Estas iniciativas institucionales se desarrollaron en consonancia con los avances en distintos ámbitos de la actividad profesional. La creciente demanda de enseñanza de español, dentro y fuera de España, había propiciado el desarrollo de un sector de actividad con un considerable volumen de negocio que incluía una amplia red de centros públicos y privados con oferta, estacional y permanente, de cursos de español. Al mismo tiempo, el desarrollo de programas académicos de intercambio de estudiantes, sobre todo en el contexto europeo, y las facilidades para el flujo de profesionales entre países, fueron transformando el panorama de la enseñanza de lenguas en un sentido cada vez más abierto y competitivo. También en los ochenta se va consolidando una línea de producción editorial dirigida específicamente al desarrollo de manuales y materiales didácticos de ELE, en los que se daba un tratamiento solvente a los nuevos planteamientos comunicativos y que actuaron como un importante factor de cohesión en cuanto al modo de concebir el aprendizaje y la enseñanza de la lengua. En este caldo de cultivo favorable, las sucesivas promociones de profesores especializados, que provenían de una oferta de formación académica cada vez más compacta, fueron abriendo el camino para la consolidación de una especialidad centrada en la enseñanza y la difusión del español como lengua extranjera.

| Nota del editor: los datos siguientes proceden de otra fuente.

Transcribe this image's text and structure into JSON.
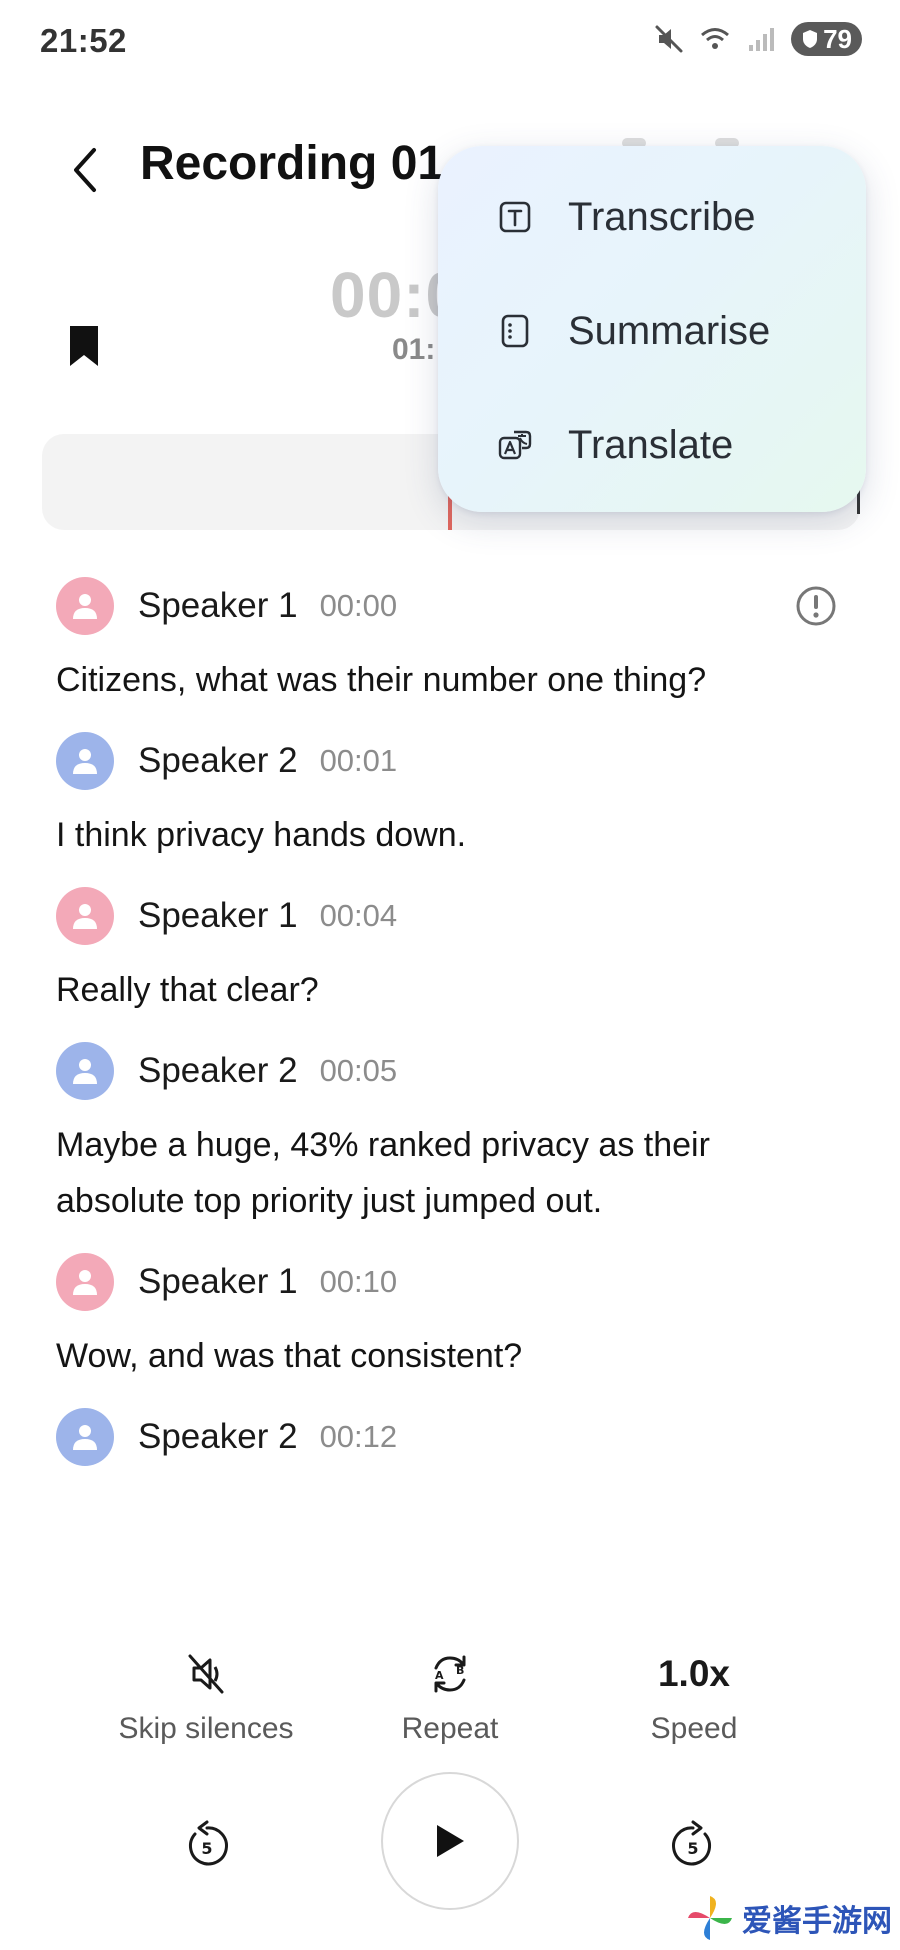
{
  "status_bar": {
    "time": "21:52",
    "battery": "79",
    "icons": [
      "mute-icon",
      "wifi-icon",
      "signal-icon",
      "battery-icon"
    ]
  },
  "header": {
    "title": "Recording 01"
  },
  "player": {
    "time_main": "00:0",
    "time_sub": "01:"
  },
  "menu": {
    "items": [
      {
        "label": "Transcribe",
        "icon": "transcribe-icon"
      },
      {
        "label": "Summarise",
        "icon": "summarise-icon"
      },
      {
        "label": "Translate",
        "icon": "translate-icon"
      }
    ]
  },
  "transcript": [
    {
      "speaker": "Speaker 1",
      "time": "00:00",
      "text": "Citizens, what was their number one thing?",
      "color": "#f3a9b8"
    },
    {
      "speaker": "Speaker 2",
      "time": "00:01",
      "text": "I think privacy hands down.",
      "color": "#9db4ea"
    },
    {
      "speaker": "Speaker 1",
      "time": "00:04",
      "text": "Really that clear?",
      "color": "#f3a9b8"
    },
    {
      "speaker": "Speaker 2",
      "time": "00:05",
      "text": "Maybe a huge, 43% ranked privacy as their absolute top priority just jumped out.",
      "color": "#9db4ea"
    },
    {
      "speaker": "Speaker 1",
      "time": "00:10",
      "text": "Wow, and was that consistent?",
      "color": "#f3a9b8"
    },
    {
      "speaker": "Speaker 2",
      "time": "00:12",
      "text": "",
      "color": "#9db4ea"
    }
  ],
  "controls": {
    "skip_silences": "Skip silences",
    "repeat": "Repeat",
    "speed_value": "1.0x",
    "speed": "Speed",
    "skip_seconds": "5"
  },
  "watermark": {
    "text": "爱酱手游网"
  },
  "colors": {
    "accent_red": "#e0665d",
    "speaker1_avatar": "#f3a9b8",
    "speaker2_avatar": "#9db4ea"
  }
}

Así pues, podría decirse que el acrónimo ELE, de amplia difusión hoy día para referirse a todo lo relacionado con la enseñanza del español como lengua extranjera en sentido amplio, se fue acuñando a lo largo de la segunda mitad de los años ochenta y es precisamente este hecho, así como la importancia de esos años en la configuración de la especialidad tal como hoy la entendemos, lo que permite hablar de veinticinco años de ELE en España.